We spent a few more days in Nashville and I have always wanted to return, and because my wife is just that awesome, we found ourselves in Nashville last week. Times, as they tend to do, have changed. Since our last visit, I’ve had a few heart attacks, one open heart surgery and one very special baby boy, who joined us for what was his first plane ride at just four months of age.
When talk of where to eat with my wife’s co-workers came up, I did not interject. It was her trip this time, I was tagging along to take care of the little guy, but the first word out of her mouth was “Husk,” and just like that I fell in love with her all over again. Reservations were made and after a day or two getting used to Music City all over again we met the crew in our hotel's lobby one night and headed out.
While walking to Husk my excitement was measured. I was hopeful that they could come up with something for a vegan, but even if they could not I was not willing to let that spoil bringing my wife, her co-workers, and my son to my version of a temple.
Everything about Husk speaks to me. From the historic brick house that surrounds its culinary wizardry to the old school front porch; to the daring color choices that grace the walls in the dining room, to me it will always live at the intersection of southern tradition and modern mindfulness.
Oh, and the food is amazing. I’m often asked how a hardcore vegan rationalizes eating at places that serve meat and I’ve never been truly happy with the answers I have given, so I will give it another try.

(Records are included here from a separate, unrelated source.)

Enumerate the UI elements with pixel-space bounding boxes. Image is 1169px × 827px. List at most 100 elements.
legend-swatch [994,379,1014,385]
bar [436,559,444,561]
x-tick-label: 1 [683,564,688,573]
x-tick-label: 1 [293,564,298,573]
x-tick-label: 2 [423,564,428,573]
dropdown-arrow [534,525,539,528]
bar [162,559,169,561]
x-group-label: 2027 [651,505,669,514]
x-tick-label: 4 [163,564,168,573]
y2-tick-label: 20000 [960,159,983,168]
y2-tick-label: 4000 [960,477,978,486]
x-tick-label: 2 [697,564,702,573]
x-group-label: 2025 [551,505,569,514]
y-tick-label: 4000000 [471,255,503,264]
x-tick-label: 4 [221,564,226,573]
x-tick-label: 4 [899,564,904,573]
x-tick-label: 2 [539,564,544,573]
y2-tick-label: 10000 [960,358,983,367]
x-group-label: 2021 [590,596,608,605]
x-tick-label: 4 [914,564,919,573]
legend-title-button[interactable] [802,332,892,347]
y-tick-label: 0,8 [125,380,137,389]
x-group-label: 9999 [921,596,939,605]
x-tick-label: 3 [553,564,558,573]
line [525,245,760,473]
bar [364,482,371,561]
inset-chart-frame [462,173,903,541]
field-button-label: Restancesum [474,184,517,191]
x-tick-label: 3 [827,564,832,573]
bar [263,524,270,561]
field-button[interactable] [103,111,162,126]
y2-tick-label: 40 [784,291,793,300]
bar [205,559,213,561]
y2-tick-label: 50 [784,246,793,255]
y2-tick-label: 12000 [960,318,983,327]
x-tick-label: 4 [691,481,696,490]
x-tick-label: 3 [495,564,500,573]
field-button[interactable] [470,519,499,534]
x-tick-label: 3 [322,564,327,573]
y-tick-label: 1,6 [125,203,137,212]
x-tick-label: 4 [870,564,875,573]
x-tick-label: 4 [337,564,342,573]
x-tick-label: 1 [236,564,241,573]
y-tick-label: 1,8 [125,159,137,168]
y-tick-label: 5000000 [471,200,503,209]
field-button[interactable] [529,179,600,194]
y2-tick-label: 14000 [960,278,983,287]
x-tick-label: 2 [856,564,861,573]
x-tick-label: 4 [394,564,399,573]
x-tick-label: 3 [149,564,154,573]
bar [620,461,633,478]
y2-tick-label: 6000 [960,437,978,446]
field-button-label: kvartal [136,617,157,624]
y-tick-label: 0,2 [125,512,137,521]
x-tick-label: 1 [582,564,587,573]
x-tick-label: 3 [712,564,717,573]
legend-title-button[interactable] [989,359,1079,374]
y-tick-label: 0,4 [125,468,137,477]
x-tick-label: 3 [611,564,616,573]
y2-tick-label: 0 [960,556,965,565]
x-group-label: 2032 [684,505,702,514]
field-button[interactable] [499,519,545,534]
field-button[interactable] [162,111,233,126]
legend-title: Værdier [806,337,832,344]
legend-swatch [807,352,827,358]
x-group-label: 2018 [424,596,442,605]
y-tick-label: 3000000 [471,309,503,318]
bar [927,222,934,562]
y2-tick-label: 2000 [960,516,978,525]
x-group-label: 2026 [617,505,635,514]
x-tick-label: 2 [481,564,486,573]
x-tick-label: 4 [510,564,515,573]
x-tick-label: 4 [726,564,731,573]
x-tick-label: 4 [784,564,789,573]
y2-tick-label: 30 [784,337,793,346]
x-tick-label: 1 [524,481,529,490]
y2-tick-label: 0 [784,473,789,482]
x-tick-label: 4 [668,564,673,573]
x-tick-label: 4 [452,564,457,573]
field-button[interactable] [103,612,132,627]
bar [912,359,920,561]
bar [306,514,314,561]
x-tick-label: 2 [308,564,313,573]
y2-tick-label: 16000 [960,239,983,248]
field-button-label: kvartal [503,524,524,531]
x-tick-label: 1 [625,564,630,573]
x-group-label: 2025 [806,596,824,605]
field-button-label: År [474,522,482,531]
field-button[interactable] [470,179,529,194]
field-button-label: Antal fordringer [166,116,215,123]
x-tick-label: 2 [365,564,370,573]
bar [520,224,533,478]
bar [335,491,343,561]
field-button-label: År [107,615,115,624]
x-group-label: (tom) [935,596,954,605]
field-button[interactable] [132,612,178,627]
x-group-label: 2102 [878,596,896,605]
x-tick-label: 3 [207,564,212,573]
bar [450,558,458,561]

I’m never going to tell a grown up what they can or can not eat. I will answer questions about what certain foods can do for your body and tell anyone who is interested just how great I feel consuming an entirely whole food plant based diet. But what I will not to do is preach. Be honest with yourself, with how you feel after your meals, and be open to trying new things. That is all I ask. I will never preach, all the preachers I have ever met are either full of shit or trying to sell you something, the really good ones do both at the same time.
Just because something bad happens, that doesn’t mean you need to give up on enjoying some of your favorite things. If you are open and honest, amazing things happen. You have new experiences and that leads to new favorite things. In my case I enjoy breathing way way more than chicken flesh. When you stare death in the face, having to try all the craft beers under one roof doesn’t seem to matter nearly as much as the desire to forego sweating during dinner. Weird, I know.
I knew I had one chance, the Plate of Southern Vegetables, as long as we could agree that is wouldn’t be prepared with butter or any animal fat. The Husk staff once again delivered, only this time is was a glorious cavalcade of plant food surrounding their vegan version of grits. Everything was amazing and it proved once again, that eating the way I do never has to sacrifice flavor, nourishment and delight.
Walking back to our hotel it struck me just how different things really were. Our little son pressed against my chest, both my heart and belly full of things that bring me energy, instead of things that eat away at my spirit and arteries.
It’s not so much that I’m a different person, but the lense that I view things is vastly different; and that has made all the difference. Changing the way you look at your favorite things is one of the most daunting challenges one faces when greeted b the grim reaper. The definition of insanity aside, the reality is our favorites things should sustain us, not drain us.